Until Sunday, there was hope that Able Friend could rise again but that’s over – we’re looking for the next big thing.
Credit to Cruz for Gold Mount’s win
History will be running against Gold Mount in the BMW Hong Kong Derby but kudos to trainer Tony Cruz for getting him to win first-up in Class Two on Sunday and into the race.
The Private Purchases are enjoying a bumper season, with Gold Mount taking the tally to six PPs which have been able to win at their first local start this term – or around double the annual average – and two, Eagle Way and Gold Mount have won in Class Two.
That is no easy assignment and the honour roll of first-up Class Two winners (mostly) reads as a terrific pointer to Gold Mount’s future here.
In the past five years this is the list: Military Attack, President Lincoln, Mirage, Divine Calling, Werther, Eagle Way and Gold Mount. OK, there’s an oops there for Divine Calling and, to some extent President Lincoln, while there’s an asterisk on Mirage, the scatter-brained galloper whose 2014 win was his lone cameo role here before he was sent back to race in Australia before he killed someone.

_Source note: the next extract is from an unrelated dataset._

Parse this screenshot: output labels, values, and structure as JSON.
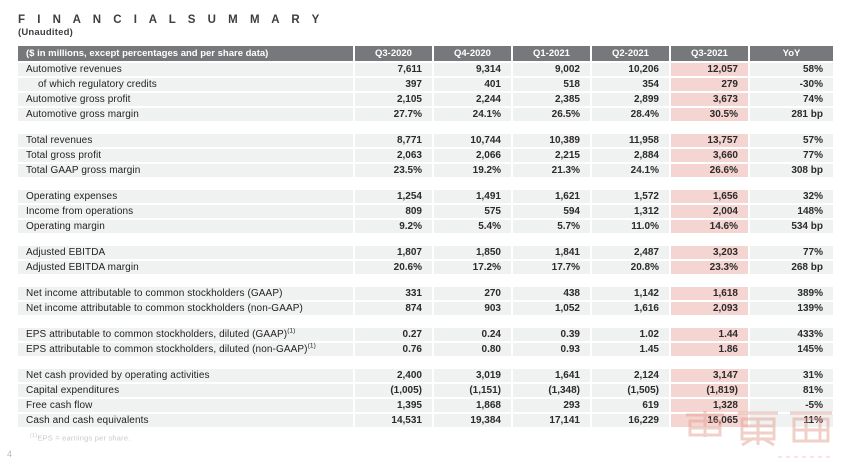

But Military Attack and Werther went on to be named Horse of the Year and if we go back further, winning in a high grade on debut in Hong Kong is something of an assurance of success. Derby heroine Elegant Fashion won in Class One and the granddaddy of all of them this century was the Ivan Allan-trained Firebreak, who took out the Group One Centenary Sprint Cup at his first local appearance.
But Cruz has as good a record as anyone at getting first-up wins from horses which have already raced overseas to a high level.
In four successive seasons, he won first-up in Class One with Russian Pearl (a Derby runner-up two starts later and Stewards’ Cup winner eventually), Willie Detroy, who then disappointed in a couple of runs before breaking down, and Royal Prince, and then won the 2008 Classic Mile first-up with Helene Mascot who also took the Derby.
So a huge tick for Cruz achieving a rare feat but he will need to do something rarer if Gold Mount is to win the Derby at his second appearance here.
The last two do it was Allan’s grey marvel, Oriental Express, a horse he once described as the best he ever trained – a Group One winner from 1,200m to 2,400m – and that was 20 years ago this year.
Since 2000, many have gone into the Derby at their third local start but only two at just their second. The David Oughton-trained Gonlargo was 100-1 finishing ninth in 2000, while Tony Millard’s Masquerader was also a big outsider running last in 2012 and we know how that turned out, with the gelding winning his first race here last season in Class Five.
So the history is against Gold Mount on Derby day – in what shapes a very deep Derby in any case – but the seven-figure sum (in pounds) spent to acquire him has history on its side for his wider future here after a debut win in Class Two.